Extracellular vesicle therapy for acute pancreatitis: experimental validation of mesenchymal stem cell-derived nanovesicles.

Abstract

Background: Severe abdominal pain and multiple organ dysfunction are the hallmarks of acute pancreatitis (AP). Opioid medications are effective in alleviating AP patients' pain; however, they may exacerbate the severity of the condition.

Methods: This study investigated the potential of bone marrow mesenchymal stem cell-derived small extracellular vesicles (BMSC-sEVs) to inhibit the aggravation effect of opioids through the dual mechanism of gut microbiome-immune crosstalk through data mining and in vivo experiments.

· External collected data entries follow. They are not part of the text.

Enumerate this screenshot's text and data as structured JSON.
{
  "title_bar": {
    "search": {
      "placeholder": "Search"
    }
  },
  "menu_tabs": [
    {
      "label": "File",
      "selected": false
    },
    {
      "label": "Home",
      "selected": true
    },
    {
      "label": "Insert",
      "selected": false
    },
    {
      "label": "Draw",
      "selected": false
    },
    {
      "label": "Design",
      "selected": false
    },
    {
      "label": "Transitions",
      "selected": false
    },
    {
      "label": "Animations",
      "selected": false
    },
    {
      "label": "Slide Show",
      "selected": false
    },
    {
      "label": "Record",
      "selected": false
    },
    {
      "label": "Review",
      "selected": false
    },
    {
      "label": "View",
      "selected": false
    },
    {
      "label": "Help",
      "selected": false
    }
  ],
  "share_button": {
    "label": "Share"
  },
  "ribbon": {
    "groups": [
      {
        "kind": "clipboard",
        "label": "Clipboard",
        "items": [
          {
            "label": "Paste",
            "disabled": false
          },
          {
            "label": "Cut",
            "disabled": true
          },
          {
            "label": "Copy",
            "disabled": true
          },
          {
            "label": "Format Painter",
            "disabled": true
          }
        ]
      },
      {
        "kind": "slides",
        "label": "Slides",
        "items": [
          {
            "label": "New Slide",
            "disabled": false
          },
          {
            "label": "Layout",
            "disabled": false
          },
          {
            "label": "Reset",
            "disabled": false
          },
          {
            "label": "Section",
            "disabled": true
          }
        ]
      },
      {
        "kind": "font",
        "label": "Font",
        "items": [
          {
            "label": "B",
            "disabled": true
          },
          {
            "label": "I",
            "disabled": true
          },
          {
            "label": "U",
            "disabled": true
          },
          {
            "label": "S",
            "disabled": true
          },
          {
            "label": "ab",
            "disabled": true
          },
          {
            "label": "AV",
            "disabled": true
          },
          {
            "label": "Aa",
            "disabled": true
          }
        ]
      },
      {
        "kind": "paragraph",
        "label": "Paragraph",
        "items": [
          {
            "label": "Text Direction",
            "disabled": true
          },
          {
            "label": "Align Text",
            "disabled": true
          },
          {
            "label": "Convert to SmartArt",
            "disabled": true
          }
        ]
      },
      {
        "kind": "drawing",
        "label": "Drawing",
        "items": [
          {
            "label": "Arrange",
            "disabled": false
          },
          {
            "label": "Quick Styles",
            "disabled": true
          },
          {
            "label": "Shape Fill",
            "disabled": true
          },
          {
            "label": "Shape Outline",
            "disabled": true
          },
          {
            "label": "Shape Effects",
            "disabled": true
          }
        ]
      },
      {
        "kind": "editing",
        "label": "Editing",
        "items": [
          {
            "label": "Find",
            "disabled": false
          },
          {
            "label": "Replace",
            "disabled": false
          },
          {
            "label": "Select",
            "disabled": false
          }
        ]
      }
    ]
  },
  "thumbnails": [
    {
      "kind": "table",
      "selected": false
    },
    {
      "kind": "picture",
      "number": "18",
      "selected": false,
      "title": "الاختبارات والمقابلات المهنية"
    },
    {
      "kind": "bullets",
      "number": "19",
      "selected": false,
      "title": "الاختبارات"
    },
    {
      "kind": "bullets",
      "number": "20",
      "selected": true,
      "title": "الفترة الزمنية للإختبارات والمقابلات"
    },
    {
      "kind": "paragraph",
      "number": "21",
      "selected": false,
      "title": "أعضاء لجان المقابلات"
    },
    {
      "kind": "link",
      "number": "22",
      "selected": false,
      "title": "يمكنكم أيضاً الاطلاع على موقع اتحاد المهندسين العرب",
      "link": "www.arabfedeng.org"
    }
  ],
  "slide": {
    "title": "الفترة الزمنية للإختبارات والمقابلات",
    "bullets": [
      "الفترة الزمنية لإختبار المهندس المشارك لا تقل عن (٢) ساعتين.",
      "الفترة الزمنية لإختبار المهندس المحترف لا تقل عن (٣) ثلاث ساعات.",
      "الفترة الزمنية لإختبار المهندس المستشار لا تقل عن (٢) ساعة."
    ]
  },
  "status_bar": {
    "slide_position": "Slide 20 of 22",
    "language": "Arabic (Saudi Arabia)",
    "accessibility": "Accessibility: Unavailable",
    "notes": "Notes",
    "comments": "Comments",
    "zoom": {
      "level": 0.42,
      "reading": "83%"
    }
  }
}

Results: Genetic evidence suggests that opioid exposure is linked to gut microbiome dysbiosis, excessive inflammation, and susceptibility to AP. In the rat model, the inflammatory cell infiltration and pancreatic necrosis were exacerbated by the continuously increasing dose of morphine, while these effects were mitigated by antibiotic-driven microbial exhaustion. The primary point is that BMSC-sEVs has the potential to rectify the pancreatic injury that has been exacerbated by morphine by restoring the equilibrium of Bacteroidetes/Pleurophyla and inhibiting CCL3-mediated inflammation.

Conclusion: The gut microbiome-immune axis is the primary factor contributing to the aggravation of AP caused by opioids. BMSC-sEVs can be positioned as a novel drug for the treatment of AP, as it effectively regulates gut microbiome-immune crosstalk to coordinate analgesia and inflammation.